A toutes nos connaissances, à tous ceux qui nous accompagnent depuis si longtemps, nous adressons du fond du cœur un grand merci pour vos dons qui nous permettrons d’avancer dans nos projets humanitaires afin d’aider les personnes les plus pauvres et les malades qui se trouvent dans des situations difficiles aussi bien dans notre région que dans les pays du tiers monde tout particulièrement à Madagascar.

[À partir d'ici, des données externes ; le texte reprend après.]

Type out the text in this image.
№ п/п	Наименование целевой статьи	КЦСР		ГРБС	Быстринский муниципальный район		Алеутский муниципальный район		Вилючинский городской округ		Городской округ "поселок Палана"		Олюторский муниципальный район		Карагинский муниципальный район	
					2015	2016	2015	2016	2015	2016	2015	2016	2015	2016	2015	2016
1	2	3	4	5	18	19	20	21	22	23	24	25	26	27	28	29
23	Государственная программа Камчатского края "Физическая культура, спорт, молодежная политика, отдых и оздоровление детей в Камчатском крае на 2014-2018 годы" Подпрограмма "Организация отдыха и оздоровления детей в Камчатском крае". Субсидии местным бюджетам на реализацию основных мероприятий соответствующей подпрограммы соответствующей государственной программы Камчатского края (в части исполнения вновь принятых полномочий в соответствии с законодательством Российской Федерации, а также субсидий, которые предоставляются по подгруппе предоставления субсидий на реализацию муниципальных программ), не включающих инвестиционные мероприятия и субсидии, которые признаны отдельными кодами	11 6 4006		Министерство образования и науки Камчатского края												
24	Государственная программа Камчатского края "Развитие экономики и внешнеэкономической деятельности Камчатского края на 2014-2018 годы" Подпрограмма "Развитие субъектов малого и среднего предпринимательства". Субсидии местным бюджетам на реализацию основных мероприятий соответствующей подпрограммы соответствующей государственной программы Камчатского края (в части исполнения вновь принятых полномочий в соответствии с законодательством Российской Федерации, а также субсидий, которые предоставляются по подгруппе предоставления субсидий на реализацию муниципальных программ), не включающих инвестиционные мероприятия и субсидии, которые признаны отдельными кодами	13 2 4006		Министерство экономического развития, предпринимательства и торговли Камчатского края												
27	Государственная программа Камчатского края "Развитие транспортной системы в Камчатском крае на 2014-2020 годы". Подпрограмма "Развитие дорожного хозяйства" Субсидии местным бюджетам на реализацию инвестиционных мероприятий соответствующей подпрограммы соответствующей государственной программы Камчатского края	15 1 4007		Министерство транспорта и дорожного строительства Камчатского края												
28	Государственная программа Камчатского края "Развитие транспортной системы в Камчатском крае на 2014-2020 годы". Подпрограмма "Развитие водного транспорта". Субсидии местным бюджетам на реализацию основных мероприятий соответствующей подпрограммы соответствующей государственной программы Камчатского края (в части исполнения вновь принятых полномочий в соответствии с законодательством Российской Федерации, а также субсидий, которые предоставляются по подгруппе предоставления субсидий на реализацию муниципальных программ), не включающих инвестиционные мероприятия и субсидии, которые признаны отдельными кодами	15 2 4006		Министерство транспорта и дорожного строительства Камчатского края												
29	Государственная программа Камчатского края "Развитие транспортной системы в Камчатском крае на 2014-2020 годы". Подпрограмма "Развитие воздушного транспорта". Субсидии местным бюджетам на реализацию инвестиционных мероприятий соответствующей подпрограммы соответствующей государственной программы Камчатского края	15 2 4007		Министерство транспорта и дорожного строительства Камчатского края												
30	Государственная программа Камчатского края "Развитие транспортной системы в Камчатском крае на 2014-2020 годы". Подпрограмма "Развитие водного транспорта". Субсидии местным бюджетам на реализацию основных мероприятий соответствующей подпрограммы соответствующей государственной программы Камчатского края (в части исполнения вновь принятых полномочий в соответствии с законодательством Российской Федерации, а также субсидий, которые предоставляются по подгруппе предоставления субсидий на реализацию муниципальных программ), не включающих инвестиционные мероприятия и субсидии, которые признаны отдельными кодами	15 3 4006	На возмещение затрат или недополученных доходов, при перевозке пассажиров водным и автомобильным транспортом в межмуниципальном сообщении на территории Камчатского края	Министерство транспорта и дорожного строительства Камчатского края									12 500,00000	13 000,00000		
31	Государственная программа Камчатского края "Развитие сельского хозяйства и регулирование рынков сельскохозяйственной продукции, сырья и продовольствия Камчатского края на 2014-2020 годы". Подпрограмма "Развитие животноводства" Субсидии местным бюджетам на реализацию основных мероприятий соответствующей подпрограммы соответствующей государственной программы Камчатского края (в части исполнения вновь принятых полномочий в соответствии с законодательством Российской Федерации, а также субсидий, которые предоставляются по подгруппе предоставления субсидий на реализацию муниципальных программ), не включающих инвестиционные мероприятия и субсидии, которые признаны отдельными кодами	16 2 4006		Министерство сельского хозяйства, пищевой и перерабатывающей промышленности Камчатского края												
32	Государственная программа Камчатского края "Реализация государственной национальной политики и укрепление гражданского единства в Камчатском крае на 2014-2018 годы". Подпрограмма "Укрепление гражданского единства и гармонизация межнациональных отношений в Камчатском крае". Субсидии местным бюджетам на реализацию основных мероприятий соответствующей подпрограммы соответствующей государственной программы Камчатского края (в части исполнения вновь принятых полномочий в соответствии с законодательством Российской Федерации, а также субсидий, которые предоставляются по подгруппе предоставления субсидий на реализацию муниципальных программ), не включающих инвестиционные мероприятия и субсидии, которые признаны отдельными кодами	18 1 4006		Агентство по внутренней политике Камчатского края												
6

Un exemple parmi nos actions concrètes:

  • 6 envois maritimes ont été expédiés au printemps 2017 à destination des enfants malades des pieds bots et des becs de lièvre du Centre Stella Maria à Nosy Be et dans différentes léproseries.

 

 

Notre présidente Anne-Marie Bouché Hilbold accompagnée de son chien Boy, fidèle compagnon de voyage, a effectué toutes les distributions à travers tout le pays.

Elle partage avec nous un extrait du journal de son dernier voyage humanitaire :

 « Tous les jours Sœur Goretti et Sœur Nadia vont à pied dans la brousse profonde au village de TSIMAHASENGA qui se trouve à 7 kilomètres de ANALALAVA,  un village où vivent 14 lépreux dont une lépreuse qui souffre d’une infection grave à son pied droit.

   

 

                                                                     

Au total une cinquantaine de personnes vivent ensemble en familles. Au dipensaire, Sœur Goretti soigne les villageois, mais également les habitants de la brousse et d’Analalava venant en consultation au village parce que la consultation est gratuite, il leur faut uniquement participer aux paiement des médicaments. Les sœurs achètent les médicaments à Antananarivo, ils sont chers et souvent de mauvaise qualité. Il faudrait pour le dispensaire des bandes, tensiomètre, thermomètre, coton, Biafine, compresses, mesurer le diabète, test de grossesse, préservatifs: tout manque pour soigner les lépreux qui ne peuvent pas aller travailler et subvenir à leurs besoins essentiels. Heureusement, une fois par mois les sœurs donnent du riz, savon, huile et sucre.

Le village de TSIMAHASENGA existe depuis 1954, les lépreux devaient sortir de la ville car ils étaient exclus de la société, des politiques, coupés de la famille et des amis.

 

 

 

 

Les sœurs de la DIVINE PROVIDENCE, arrivées en 1946, ont progressivement transformé leur petite maison en bois et  construit en dur, au fur et à mesure de leurs maigres moyens, le dispensaire actuel.  

 

 Le 10 août il y a eu un feu de brousse, des débris en feu ont atterri dans les champs de cocotiers 40 pieds sur 55 ont été dévastés par le feu, c’est une grande catastrophe pour la communauté et en plus ça a brûlé les clôtures, les dégâts sont considérables.

Nous ne pouvons pas aller sur l’île voisine visiter le bagne parce que je ne peux pas laisser Boy mon chien en liberté à cause des chiens et des chats errants qui ont souvent la rage, nous repartirons demain après le petit déjeuner. Dans la journée il n’y a rien à manger pour Boy et moi. Je cherche une petite boîte de thon dans mon paquetage de survie. Nous avons avalé tout cela en 3 secondes. Dans la soirée on partage avec les Sœurs leur dîner, au menu : des noix de cajou et du poisson cuit à l’eau accompagné d’une montagne d’arrêtes. Comme dessert une noix de coco et son jus. C’est délicieux ! ».